What about, instead, allowing the whole social sites to inter-communicate, exchanging information and letting users being able to see each other independently of the platform used?

That's clearly not possible so far :-), but it is the reason for which years and years ago (Internet-time rules apply) I got interested in FOAF, last year I crossed my fingers with Diaspora and now I'm doing the same about Google receiving some enlightenment bit and getting the right path about profile sharing.

I'm aware that Google point is to re-factor the whole Google experience around Google Accounts and the profiles associated with them, and the major point of it is making G+ a bigger part of G profiles (if you are a Google Profile user, you'll probably noticed that your profile is now your public view of G+, with your public posts for instance).

My point is: Google is aware that not everyone agrees with Google wanting to extract information from your profile, your habits, etc and some of us is not really using Google 100% for this reason.
Also, Google started the Data Liberation front, so why not taking the next step and allowing people to inter-operate with other open [1] social sites?

The big part of the work is not helping Diaspora evolving and gaining power, IMHO, but pretty much the other way round: helping the idea of inter-communication to be a central point of the social experience: this idea getting stuck in some important and enlightened mind so that a bridge will be offered.

But I'm just a noob in the subject: it's just a foolish idea that has been in my mind for long enough and I needed to express :-D

June 08, 2011

OpenNI in Debian

The world of augmented reality is quite fashinating.

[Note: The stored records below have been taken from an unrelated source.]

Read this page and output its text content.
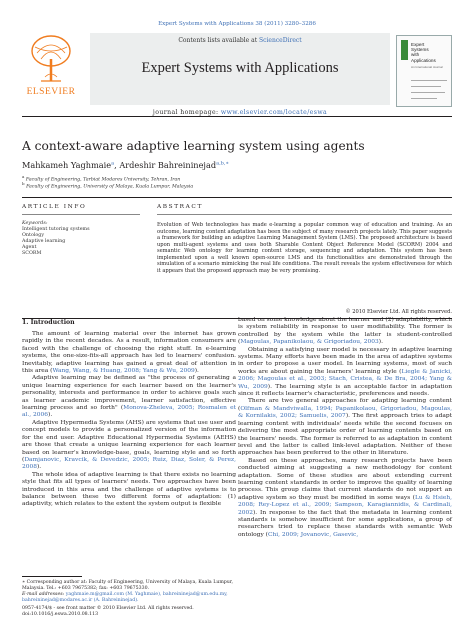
Expert Systems with Applications 38 (2011) 3280–3286
ELSEVIER
Contents lists available at ScienceDirect
Expert Systems with Applications
journal homepage: www.elsevier.com/locate/eswa
Expert
Systems
with
Applications
An International Journal
A context-aware adaptive learning system using agents
Mahkameh Yaghmaie$^a$, Ardeshir Bahreininejad$^{a,b,∗}$
$^a$ Faculty of Engineering, Tarbiat Modares University, Tehran, Iran
$^b$ Faculty of Engineering, University of Malaya, Kuala Lumpur, Malaysia
ARTICLE INFO	ABSTRACT
Keywords:
Intelligent tutoring systems
Ontology
Adaptive learning
Agent
SCORM
Evolution of Web technologies has made e-learning a popular common way of education and training. As an outcome, learning content adaptation has been the subject of many research projects lately. This paper suggests a framework for building an adaptive Learning Management System (LMS). The proposed architecture is based upon multi-agent systems and uses both Sharable Content Object Reference Model (SCORM) 2004 and semantic Web ontology for learning content storage, sequencing and adaptation. This system has been implemented upon a well known open-source LMS and its functionalities are demonstrated through the simulation of a scenario mimicking the real life conditions. The result reveals the system effectiveness for which it appears that the proposed approach may be very promising.
© 2010 Elsevier Ltd. All rights reserved.
1. Introduction

The amount of learning material over the internet has grown rapidly in the recent decades. As a result, information consumers are faced with the challenge of choosing the right stuff. In e-learning systems, the one-size-fits-all approach has led to learners' confusion. Inevitably, adaptive learning has gained a great deal of attention in this area (Wang, Wang, & Huang, 2008; Yang & Wu, 2009).

Adaptive learning may be defined as "the process of generating a unique learning experience for each learner based on the learner's personality, interests and performance in order to achieve goals such as learner academic improvement, learner satisfaction, effective learning process and so forth" (Monova-Zheleva, 2005; Rosmalen et al., 2006).

Adaptive Hypermedia Systems (AHS) are systems that use user and concept models to provide a personalized version of the information for the end user. Adaptive Educational Hypermedia Systems (AEHS) are those that create a unique learning experience for each learner based on learner's knowledge-base, goals, learning style and so forth (Damjanovic, Kravcik, & Devedzic, 2005; Ruiz, Diaz, Soler, & Perez, 2008).

The whole idea of adaptive learning is that there exists no learning style that fits all types of learners' needs. Two approaches have been introduced in this area and the challenge of adaptive systems is to balance between these two different forms of adaptation: (1) adaptivity, which relates to the extent the system output is flexible

based on some knowledge about the learner and (2) adaptability, which is system reliability in response to user modifiability. The former is controlled by the system while the latter is student-controlled (Magoulas, Papanikolaou, & Grigoriadou, 2003).

Obtaining a satisfying user model is necessary in adaptive learning systems. Many efforts have been made in the area of adaptive systems in order to propose a user model. In learning systems, most of such works are about gaining the learners' learning style (Liegle & Janicki, 2006; Magoulas et al., 2003; Stach, Cristea, & De Bra, 2004; Yang & Wu, 2009). The learning style is an acceptable factor in adaptation since it reflects learner's characteristic, preferences and needs.

There are two general approaches for adapting learning content (Olfman & Mandviwalla, 1994; Papanikolaou, Grigoriadou, Magoulas, & Kornilakis, 2002; Samuelis, 2007). The first approach tries to adapt learning content with individuals' needs while the second focuses on delivering the most appropriate order of learning contents based on the learners' needs. The former is referred to as adaptation in content level and the latter is called link-level adaptation. Neither of these approaches has been preferred to the other in literature.

Based on these approaches, many research projects have been conducted aiming at suggesting a new methodology for content adaptation. Some of these studies are about extending current learning content standards in order to improve the quality of learning process. This group claims that current standards do not support an adaptive system so they must be modified in some ways (Lu & Hsieh, 2008; Rey-Lopez et al., 2009; Sampson, Karagiannidis, & Cardinali, 2002). In response to the fact that the metadata in learning content standards is somehow insufficient for some applications, a group of researchers tried to replace these standards with semantic Web ontology (Chi, 2009; Jovanovic, Gasevic,

∗ Corresponding author at: Faculty of Engineering, University of Malaya, Kuala Lumpur, Malaysia. Tel.: +603 79675382; fax: +603 79675330.
E-mail addresses: yaghmaie.m@gmail.com (M. Yaghmaie), bahreininejad@um.edu.my, bahreininejad@modares.ac.ir (A. Bahreininejad).
0957-4174/$ - see front matter © 2010 Elsevier Ltd. All rights reserved.
doi:10.1016/j.eswa.2010.08.113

I recently got interested into Natural Interaction due to the popularity of  Microsoft's Kinect and decided to package OpenNI for Debian.

OpenNI is a framework aiming to making natural interaction transparent to the user/developer, publishing a unified API and abstracting the access to different sensors and modules. Currently it supports some Asus sensors and there is a branch on github supporting also Kinect (which is the one we're packaging).

Some cool projects are already using OpenNI: ROS, PointClouds and OpenCV come to my mind immediately.

We'are working on OpenNI package in the Multimedia Maintainers group on Alioth, the package is still not ready to be uploaded to unstable and upstream has some major problems like the lack of SONAME in its produced library, so some communication with upstream is needed but for preliminary use the packages are in a decent state: OpenNIPrimeSense Sensor, NITE (non-free).

NITE is a closed source module set for advanced body and scene recognition, unfortunately PrimeSense didn't opensource them, thus I decided to use the same approach of flashplugin-nonfree and write a downloader.

For the sake of completeness, unstable already has libfreenect which purpose is similar but specifically oriented to Kinect.

I am studying both and really hope that in the next future some open source project will make (at least) skeleton and hand recognition available under an open license. People are already working on it, according to Google.